WASHINGTON — It’s good to know that the war on terror is finally over. It was all so ugly, what with the beheadings and bombings.

Wait.

Weren’t we just talking about the IRS targeting conservative groups and the Justice Department secretly seizing reporters’ phone records? Weren’t we just talking about how no effort was made to rescue our people in Benghazi? The official line is that we couldn’t have gotten there in time but, as numerous military readers have pointed out to me, no one knew how long the siege would last. How, then, could anyone have known that there wasn’t time to get there? Turns out maybe, though hindsight isn’t much of a military strategy.

But, then, I am behind the news. While I was temporarily suspended in a fever-induced fugue, someone apparently changed the subject. More relevant — suddenly! — are drones, Gitmo and the end of war. Fine, then. Let’s do war. In a 7,000-word speech that has been praised as oratory for grown-ups (dissenters presumably are childish), President Obama intoned that the time has come to end the war on terror. Hear, hear.

But does saying it’s so make it so?

Surely the limbless victims of the Boston marathon bombing, perpetrated by radicalized Muslims, have no such sense of the end of terror. Certainly the family of a British soldier recently hacked to death in a London street by ranting Islamist lunatics shares no such understanding of things.

Obama’s central point was that we should keep our eye on the individual or terrorist cell but end the open-endedness of our wartime footing. Our postwar strategy would depend largely on the use of drone strikes — remote and tidy by usual war standards.

Most Americans, though reluctant to enthusiastically support robot-propelled weaponry against unsuspecting strangers (aka evil-doers), support Obama’s drone policy, nonetheless. They do draw the line at killing U.S. citizens on American soil and also oppose using drones to catch speeders, according to polling.

It is a nice thought, the end of war. To make official our non-war stance, Obama wants to end the Authorization for Use of Military Force passed by Congress in the aftermath of the attacks on the World Trade Center and the Pentagon. Noting that no president can promise to end all terror, or the enmity that informs terrorism, our nation can ill-afford to continue to define itself by an endless war.

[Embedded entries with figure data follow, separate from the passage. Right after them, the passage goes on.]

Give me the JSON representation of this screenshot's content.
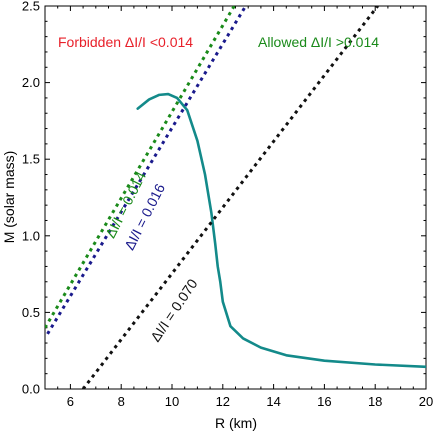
{
  "chart_data": {
    "type": "line",
    "xlabel": "R (km)",
    "ylabel": "M (solar mass)",
    "xlim": [
      5,
      20
    ],
    "ylim": [
      0,
      2.5
    ],
    "xticks": [
      6,
      8,
      10,
      12,
      14,
      16,
      18,
      20
    ],
    "yticks": [
      0.0,
      0.5,
      1.0,
      1.5,
      2.0,
      2.5
    ],
    "ytick_labels": [
      "0.0",
      "0.5",
      "1.0",
      "1.5",
      "2.0",
      "2.5"
    ],
    "colors": {
      "curve": "#138a8a",
      "line_0_014": "#1a8a1a",
      "line_0_016": "#1a1a8c",
      "line_0_070": "#111111",
      "forbidden": "#e8202a",
      "allowed": "#1a8a1a"
    },
    "series": [
      {
        "key": "curve",
        "style": "solid",
        "x": [
          8.65,
          9.1,
          9.5,
          9.85,
          10.2,
          10.6,
          11.0,
          11.3,
          11.55,
          11.7,
          11.8,
          11.9,
          12.0,
          12.3,
          12.8,
          13.5,
          14.5,
          16.0,
          18.0,
          20.0
        ],
        "y": [
          1.83,
          1.89,
          1.92,
          1.925,
          1.9,
          1.82,
          1.62,
          1.4,
          1.15,
          0.95,
          0.8,
          0.7,
          0.57,
          0.41,
          0.33,
          0.27,
          0.22,
          0.185,
          0.16,
          0.145
        ]
      },
      {
        "key": "line_0_014",
        "style": "dotted",
        "x": [
          5.0,
          12.45
        ],
        "y": [
          0.4,
          2.5
        ]
      },
      {
        "key": "line_0_016",
        "style": "dotted",
        "x": [
          5.1,
          12.9
        ],
        "y": [
          0.36,
          2.5
        ]
      },
      {
        "key": "line_0_070",
        "style": "dotted",
        "x": [
          6.5,
          18.1
        ],
        "y": [
          0.0,
          2.5
        ]
      }
    ],
    "annotations": {
      "forbidden": "Forbidden ΔI/I <0.014",
      "allowed": "Allowed ΔI/I >0.014",
      "label_0_014": "ΔI/I = 0.014",
      "label_0_016": "ΔI/I = 0.016",
      "label_0_070": "ΔI/I = 0.070"
    }
  }
}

Whether the authorization should be eliminated will be debated in Congress. But lest we swoon ourselves into a state of British-style appeasement (their solution to the recent attack is for soldiers not to wear uniforms), we should be mindful that Obama has maintained and/or ratcheted up nearly every objectionable measure instituted by his predecessor, George W. Bush.

Obama kept Gitmo because, like Bush, he discovered he couldn’t close it. He kept and boosted security measures, including increasing surveillance and expanding law enforcement powers, even though Bush was loathed for his draconian measures.

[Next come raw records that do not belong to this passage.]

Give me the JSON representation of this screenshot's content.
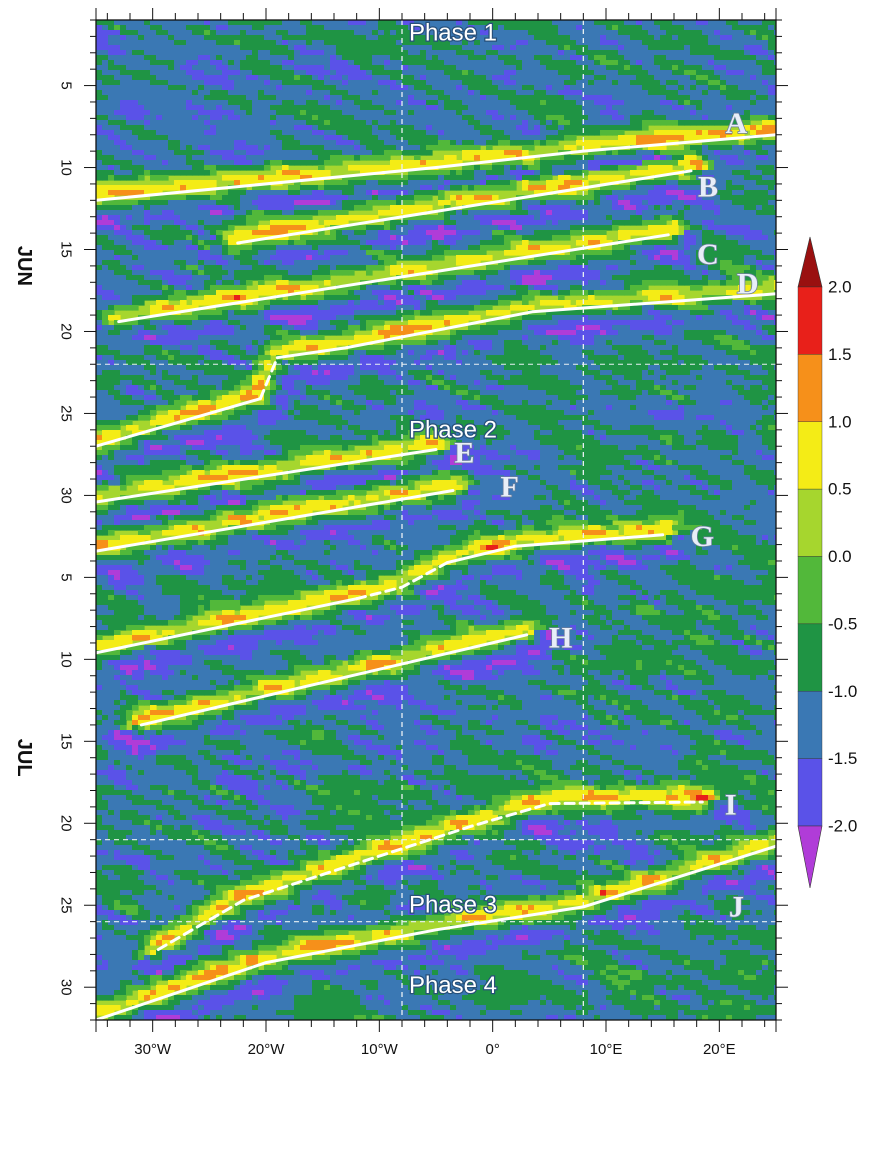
{
  "chart_data": {
    "type": "heatmap",
    "title": "",
    "xlabel": "",
    "ylabel": "",
    "x_range_deg": [
      -35,
      25
    ],
    "x_ticks": [
      {
        "value": -30,
        "label": "30°W"
      },
      {
        "value": -20,
        "label": "20°W"
      },
      {
        "value": -10,
        "label": "10°W"
      },
      {
        "value": 0,
        "label": "0°"
      },
      {
        "value": 10,
        "label": "10°E"
      },
      {
        "value": 20,
        "label": "20°E"
      }
    ],
    "y_axis": {
      "direction": "time increases downward",
      "range_days": [
        1,
        62
      ],
      "months": [
        {
          "label": "JUN",
          "start_day": 1
        },
        {
          "label": "JUL",
          "start_day": 31
        }
      ],
      "ticks": [
        {
          "day": 5,
          "label": "5"
        },
        {
          "day": 10,
          "label": "10"
        },
        {
          "day": 15,
          "label": "15"
        },
        {
          "day": 20,
          "label": "20"
        },
        {
          "day": 25,
          "label": "25"
        },
        {
          "day": 30,
          "label": "30"
        },
        {
          "day": 35,
          "label": "5"
        },
        {
          "day": 40,
          "label": "10"
        },
        {
          "day": 45,
          "label": "15"
        },
        {
          "day": 50,
          "label": "20"
        },
        {
          "day": 55,
          "label": "25"
        },
        {
          "day": 60,
          "label": "30"
        }
      ]
    },
    "reference_lines": {
      "vertical_lon": [
        -8,
        8
      ],
      "horizontal_day": [
        22,
        51,
        56
      ]
    },
    "contour_label": "0.5",
    "colorbar": {
      "levels": [
        "-2.0",
        "-1.5",
        "-1.0",
        "-0.5",
        "0.0",
        "0.5",
        "1.0",
        "1.5",
        "2.0"
      ],
      "colors": [
        "#b03cd8",
        "#5a52e8",
        "#3a78b4",
        "#1f9444",
        "#52b83a",
        "#a6d62e",
        "#f4ec16",
        "#f6901a",
        "#e8201a",
        "#9a1010"
      ],
      "extend": "both"
    },
    "phases": [
      {
        "label": "Phase 1",
        "lon": -3.5,
        "day": 1.8
      },
      {
        "label": "Phase 2",
        "lon": -3.5,
        "day": 26.0
      },
      {
        "label": "Phase 3",
        "lon": -3.5,
        "day": 55.0
      },
      {
        "label": "Phase 4",
        "lon": -3.5,
        "day": 59.9
      }
    ],
    "events": [
      {
        "label": "A",
        "label_at": [
          21.5,
          7.3
        ],
        "style": "solid",
        "path": [
          [
            -35,
            12.0
          ],
          [
            -5,
            10.0
          ],
          [
            8,
            9.0
          ],
          [
            25,
            8.0
          ]
        ]
      },
      {
        "label": "B",
        "label_at": [
          19.0,
          11.2
        ],
        "style": "solid",
        "path": [
          [
            -22.5,
            14.6
          ],
          [
            17.5,
            10.2
          ]
        ]
      },
      {
        "label": "C",
        "label_at": [
          19.0,
          15.3
        ],
        "style": "solid",
        "path": [
          [
            -33,
            19.4
          ],
          [
            15.5,
            14.1
          ]
        ]
      },
      {
        "label": "D",
        "label_at": [
          22.5,
          17.1
        ],
        "style": "solid",
        "path": [
          [
            -19,
            21.6
          ],
          [
            -13,
            21.0
          ],
          [
            3.5,
            18.8
          ],
          [
            25,
            17.7
          ]
        ]
      },
      {
        "label": "D",
        "label_at": null,
        "style": "solid",
        "path": [
          [
            -35,
            27.0
          ],
          [
            -20.5,
            24.1
          ]
        ]
      },
      {
        "label": "D",
        "label_at": null,
        "style": "dashed",
        "path": [
          [
            -20.5,
            24.1
          ],
          [
            -19,
            21.6
          ]
        ]
      },
      {
        "label": "E",
        "label_at": [
          -2.5,
          27.4
        ],
        "style": "solid",
        "path": [
          [
            -35,
            30.4
          ],
          [
            -5,
            27.2
          ]
        ]
      },
      {
        "label": "F",
        "label_at": [
          1.5,
          29.5
        ],
        "style": "solid",
        "path": [
          [
            -35,
            33.4
          ],
          [
            -3.5,
            29.7
          ]
        ]
      },
      {
        "label": "G",
        "label_at": [
          18.5,
          32.5
        ],
        "style": "solid",
        "path": [
          [
            -35,
            39.6
          ],
          [
            -12,
            36.3
          ]
        ]
      },
      {
        "label": "G",
        "label_at": null,
        "style": "dashed",
        "path": [
          [
            -12,
            36.3
          ],
          [
            -8,
            35.6
          ],
          [
            -4,
            34.1
          ]
        ]
      },
      {
        "label": "G",
        "label_at": null,
        "style": "solid",
        "path": [
          [
            -4,
            34.1
          ],
          [
            2,
            33.1
          ],
          [
            15,
            32.4
          ]
        ]
      },
      {
        "label": "H",
        "label_at": [
          6.0,
          38.7
        ],
        "style": "solid",
        "path": [
          [
            -31,
            44.0
          ],
          [
            3,
            38.5
          ]
        ]
      },
      {
        "label": "I",
        "label_at": [
          21.0,
          48.9
        ],
        "style": "dashed",
        "path": [
          [
            -29.5,
            57.7
          ],
          [
            -22,
            54.7
          ],
          [
            -2,
            50.2
          ],
          [
            5,
            48.8
          ],
          [
            18.5,
            48.7
          ]
        ]
      },
      {
        "label": "J",
        "label_at": [
          21.5,
          55.1
        ],
        "style": "solid",
        "path": [
          [
            -35,
            62.0
          ],
          [
            -20,
            58.5
          ],
          [
            -5,
            56.5
          ],
          [
            8,
            55.1
          ],
          [
            25,
            51.4
          ]
        ]
      }
    ]
  }
}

Once during an interview, Bush told me that he had made the hard decisions and put the unpopular things in place. He promised that his successor would be grateful. “The next president will need them.”

In his speech, Obama said all the right things about how some security measures have “raised difficult questions about the balance we strike between our interests in security and our values of privacy.” Sounds good, but let’s be clear: Worry or not, we’ve landed on the side of further limiting liberties.

Similarly, we may end the war on terror, but we will still rain shock and awe on perceived enemies where they sleep, and — in the collateral damage we say we hate but ruefully accept — on the innocents sleeping nearby.

To Obama’s credit, he has ended the use of torture. We became temporarily insane after 9/11, willing to do almost anything to prevent the next attack. But torture, besides producing unreliable information, is contrary to our national soul and a blemish on our history. We cannot express moral outrage at the actions of others when we are committing the morally outrageous.

Finally, to the larger point, the war on terror is not over and saying so won’t make it so. We may change our strategies, but we should not convince ourselves that our enemies are contained. Rather, they are like cicadas, rising from their subterranean berths to wreak havoc when the time is ripe. Let’s hope we’re ready when that time comes.